Rudy Giuliani erupts at NYC federal judge as January trial date set in $148M defamation case
Rudy Giuliani erupted in Manhattan court Tuesday — claiming that the judge was unfairly “against” him — as he failed to get out of a January trial date in his $148 million defamation case.
“Every implication that you’ve made is against me!” Giuliani, the disbarred former US attorney for the Southern District, shouted at Judge Lewis Liman during a hearing in Manhattan federal court.
The 80-year-old former New York City mayor threw a temper tantrum after Liman questioned why Giuliani had not yet turned over the title to his 1980 Mercedes convertible to the two Georgia election workers he defamed after the 2020 presidential election.

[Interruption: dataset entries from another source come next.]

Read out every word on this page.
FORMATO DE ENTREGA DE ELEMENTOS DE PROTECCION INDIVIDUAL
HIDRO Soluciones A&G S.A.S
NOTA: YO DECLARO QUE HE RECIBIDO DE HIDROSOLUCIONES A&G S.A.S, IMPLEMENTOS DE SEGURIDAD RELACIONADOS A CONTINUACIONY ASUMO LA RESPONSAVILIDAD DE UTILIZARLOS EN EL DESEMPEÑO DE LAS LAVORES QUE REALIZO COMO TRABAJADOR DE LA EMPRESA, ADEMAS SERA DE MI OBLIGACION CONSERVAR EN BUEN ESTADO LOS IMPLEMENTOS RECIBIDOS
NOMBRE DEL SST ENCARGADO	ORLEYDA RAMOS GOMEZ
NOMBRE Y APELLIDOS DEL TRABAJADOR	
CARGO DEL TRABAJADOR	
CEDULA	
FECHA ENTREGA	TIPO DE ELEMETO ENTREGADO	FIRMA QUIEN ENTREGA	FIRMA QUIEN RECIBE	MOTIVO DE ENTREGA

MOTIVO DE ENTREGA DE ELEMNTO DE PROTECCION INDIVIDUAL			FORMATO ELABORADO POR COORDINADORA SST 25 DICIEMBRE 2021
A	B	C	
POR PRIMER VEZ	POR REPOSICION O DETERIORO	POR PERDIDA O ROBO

“Your client is a competent person. He was the US Attorney in this district,” Liman said, addressing Giuliani’s lawyer. “The notion that he can’t apply for a title certificate,” he continued — before Giuliani cut him off.
“I did apply for it!” Giuliani pleaded. “What am I supposed to do, make it up myself? Your implication that I have not been diligent about it is totally incorrect.”
The embattled former mayor also accused the judge of unfairly characterizing his claim that he has limited access to assets as him crying “poverty” to the court.
“I’m not impoverished … Everything I have is tied up,” Giuliani claimed. “I don’t have a car. I don’t have a credit card. I don’t have cash.”
Giuliani also claimed, without providing evidence, that someone had placed what he called a “stop order” on his Social Security account.
The judge then warned him not to speak again.
“Next time, he’s not going to be permitted to speak, and the court will take action,” Liman said.
“Your client can either represent himself by counsel or appear pro se,” the judge added, referring to the legal term for self-representation. “He can’t do both.”
The fiery exchange unfolded after a lawyer for the election workers — Ruby Freeman and her daughter, Wandrea “Shaye” Moss — said that Giuliani turned over the keys to the blue convertible and the luxury car itself — but not the title to the vintage vehicle, which Giuliani claims to have lost track of.
“The car and the keys, without the title, is meaningless,” Liman noted.
Earlier in the hearing, Giuliani pouted, cradling his face with his hands, after Liman denied his bid to push back a Jan. 16 trial over whether he can hang on to some prized possessions while he appeals a Washington, DC, trial judgment against him in the defamation case. The trial will center specifically on Giuliani’s Palm Beach, Florida, condo, and Yankees World Series rings — which he claims were a gift to his son Andrew — that he’s been ordered to hand over to the election workers.
Among Giuliani’s arguments for delaying the trial was that he’d like the case to be resolved in time for him to attend President-elect Donald Trump’s inauguration on Jan. 20. His lawyer, Staten Island attorney Joseph Cammarata, claimed Giuliani has an “involvement” with the inauguration, and that he “regularly consults” with Trump.
But Liman, reading his ruling from the bench, said “the defendant’s social calendar does not constitute good cause” to grant the delay. But he said that he’d be open to moving the trial up to Jan. 13 or Jan. 14 so that it can finish up in time for Giuliani to theoretically attend the event.
The jurist also blasted a claim from Cammarata that the case is taking a severe financial toll on Giuliani.
“Your client’s claims of poverty when there is no evidence before me … is not well founded,” Liman said, adding: “It doesn’t appear that your client is indigent.”
Giuliani was ordered last month to surrender his ritzy Manhattan apartment, the Mercedes, prized sports memorabilia and other goods to Freeman and Moss, whom he was found to have defamed by falsely claiming they tried to cheat Trump out of the 2020 election that he lost.
DC federal judge Beryl Howell found Giuliani liable for defamation by default after the ex-mayor broke the court’s rules by failing to turn over evidence that he’d been ordered to divulge.
A jury then awarded the two workers — who testified about angry mobs of Trump supporters descending on their Georgia home after Giuliani’s lies about them — $148 million in damages at a December trial.
Liman is a former Manhattan federal prosecutor and corporate defense lawyer who was nominated to the bench by then-President Trump in 2018 at the request of Democrat New York Sens. Chuck Schumer and Kristin Gillibrand.